By Vivek Jayaram
There are two main reasons why diversity is so critical to growing a successful business. First, inclusive work environments generally produce happier employees, which results in greater productivity, morale, and retention. Second, a business that is run by people with different points of view is more likely to succeed because a diverse group of people will be able to better understand an increasingly diverse consumer base and audience. Although quite a bit has been written about the relationship between employees and an inclusive workplace, not so much has been said about the latter, particularly in a law firm setting.
“It depends” is probably the most common answer given to any legal question. For clients, it’s probably frustrating to hear. But in reality, it’s the correct answer to many legal issues because there’s often no bright line, no guaranteed outcome. So what are lawyers really saying when they say “it depends?” It depends. They may be referring to a fact-intensive inquiry that a judge or a jury will undertake in ultimately deciding a dispute, if such a dispute reaches the summary judgment or trial stage. They might be talking about what the C-suite’s real objective or goal is in acquiring a startup’s assets and technology, and whether it’s worth going through with the transaction in light of some potential IP ownership issues that were revealed in due diligence. Or they may even be alluding to certain PR or media fallout from taking a specific action; entering into a deal with an unpopular company or aligning the company with a controversial cause or leader. For that matter, a lawyer might be placing understandable importance on how a specific judge would perceive your look, feel, and demeanor on the witness stand in light of any inherent biases that she is known to have.
When there’s no clear cut answer to a legal question (and that’s the majority of the time), the “it depends” inquiry turns on the person or people answering the question. It seems pretty obvious that a client is best served by receiving input to its query from as many different (yet legally sound) points of view. But typical law firms are not particularly diverse, and so a client is usually getting a specific point of view, maybe two if she’s lucky. Building a firm that has a core commitment to diversity, then, is a benefit to clients, not just to employees.

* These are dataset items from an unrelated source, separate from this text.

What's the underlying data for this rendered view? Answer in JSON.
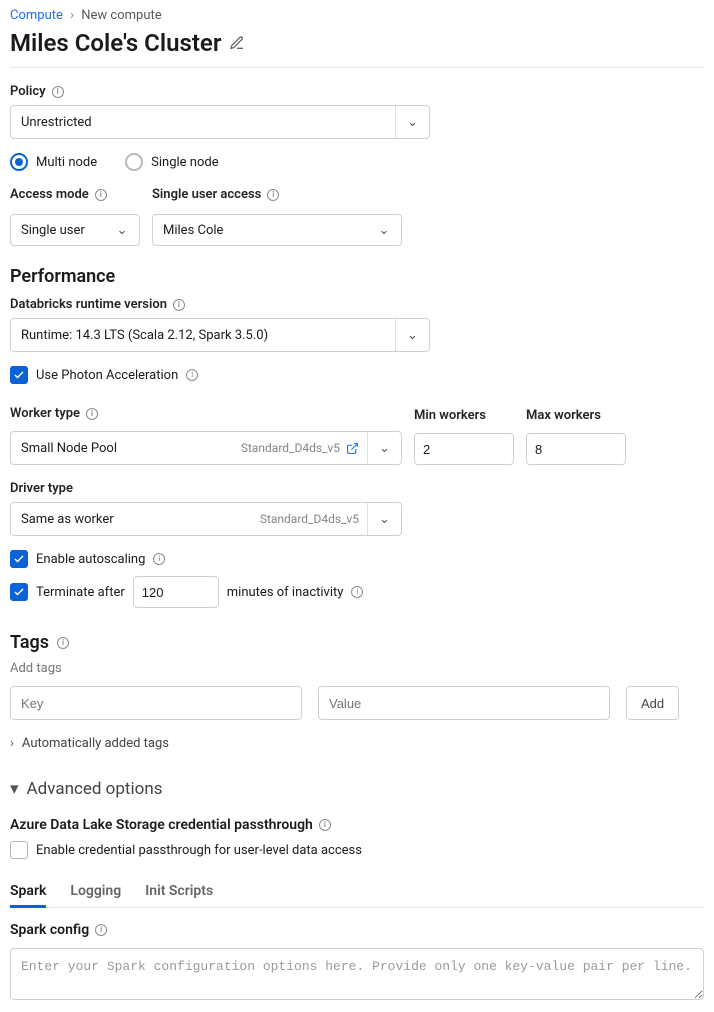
{
  "breadcrumb": {
    "root": "Compute",
    "current": "New compute"
  },
  "title": "Miles Cole's Cluster",
  "policy": {
    "label": "Policy",
    "value": "Unrestricted"
  },
  "nodeMode": {
    "multi": "Multi node",
    "single": "Single node",
    "selected": "multi"
  },
  "accessMode": {
    "label": "Access mode",
    "value": "Single user"
  },
  "singleUserAccess": {
    "label": "Single user access",
    "value": "Miles Cole"
  },
  "performance": {
    "heading": "Performance",
    "runtimeLabel": "Databricks runtime version",
    "runtimeValue": "Runtime: 14.3 LTS (Scala 2.12, Spark 3.5.0)",
    "photonLabel": "Use Photon Acceleration",
    "photonChecked": true,
    "workerTypeLabel": "Worker type",
    "workerTypeName": "Small Node Pool",
    "workerTypeSku": "Standard_D4ds_v5",
    "minWorkersLabel": "Min workers",
    "minWorkers": "2",
    "maxWorkersLabel": "Max workers",
    "maxWorkers": "8",
    "driverTypeLabel": "Driver type",
    "driverTypeName": "Same as worker",
    "driverTypeSku": "Standard_D4ds_v5",
    "autoscaleLabel": "Enable autoscaling",
    "autoscaleChecked": true,
    "terminateLabel": "Terminate after",
    "terminateChecked": true,
    "terminateMinutes": "120",
    "terminateSuffix": "minutes of inactivity"
  },
  "tags": {
    "heading": "Tags",
    "addTags": "Add tags",
    "keyPlaceholder": "Key",
    "valuePlaceholder": "Value",
    "addButton": "Add",
    "autoTags": "Automatically added tags"
  },
  "advanced": {
    "heading": "Advanced options",
    "adlsHeading": "Azure Data Lake Storage credential passthrough",
    "adlsCheckbox": "Enable credential passthrough for user-level data access",
    "adlsChecked": false,
    "tabs": {
      "spark": "Spark",
      "logging": "Logging",
      "init": "Init Scripts",
      "active": "spark"
    },
    "sparkConfigLabel": "Spark config",
    "sparkConfigPlaceholder": "Enter your Spark configuration options here. Provide only one key-value pair per line."
  }
}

Let’s consider a case for trademark infringement (an area in which our firm handles on a regular basis). The core question in most trademark infringement cases is whether there’s a likelihood of confusion between two or more trademarks. To answer this question, a Judge (on summary judgment or a bench trial) or jury has to determine the confusion question through the lens of a consumer. The overwhelming majority of partners in American law firms are white males. The majority of consumers are not. From a client perspective, they’re more likely to get better advice on a trademark infringement matter by employing a firm that has different viewpoints, including the majority viewpoint that already exists (a viewpoint that is equally important). In addition, there is a major push within the federal judiciary to not only appoint a more diverse group of judges, but also to hire clerks from different backgrounds. This is important because it means that in a trademark infringement case may have a Judge or a law clerk that has viewpoints that are not represented on your team’s bench, causing a disconnect between advocate and decision-maker. That’s a problem.
This is the first example that jumped to my mind. There are countless others. But the point is that while inclusive work environments are great for culture and morale (reasons enough to take action), the benefits of a diverse workplace impact the ability to deliver the best legal advice for clients.
One of the joys of running a practice is learning about the people with whom you collaborate on a daily basis. It’s amazing what happens when smart, respectful people with differing viewpoints come together to make a decision based upon a given legal framework. I am grateful to have learned so much from colleagues who have a vastly different background than mine. I’ve adopted arguments that I would not have discovered on my own because of these varying perspectives.
Always be inclusive. Your clients will thank you for it.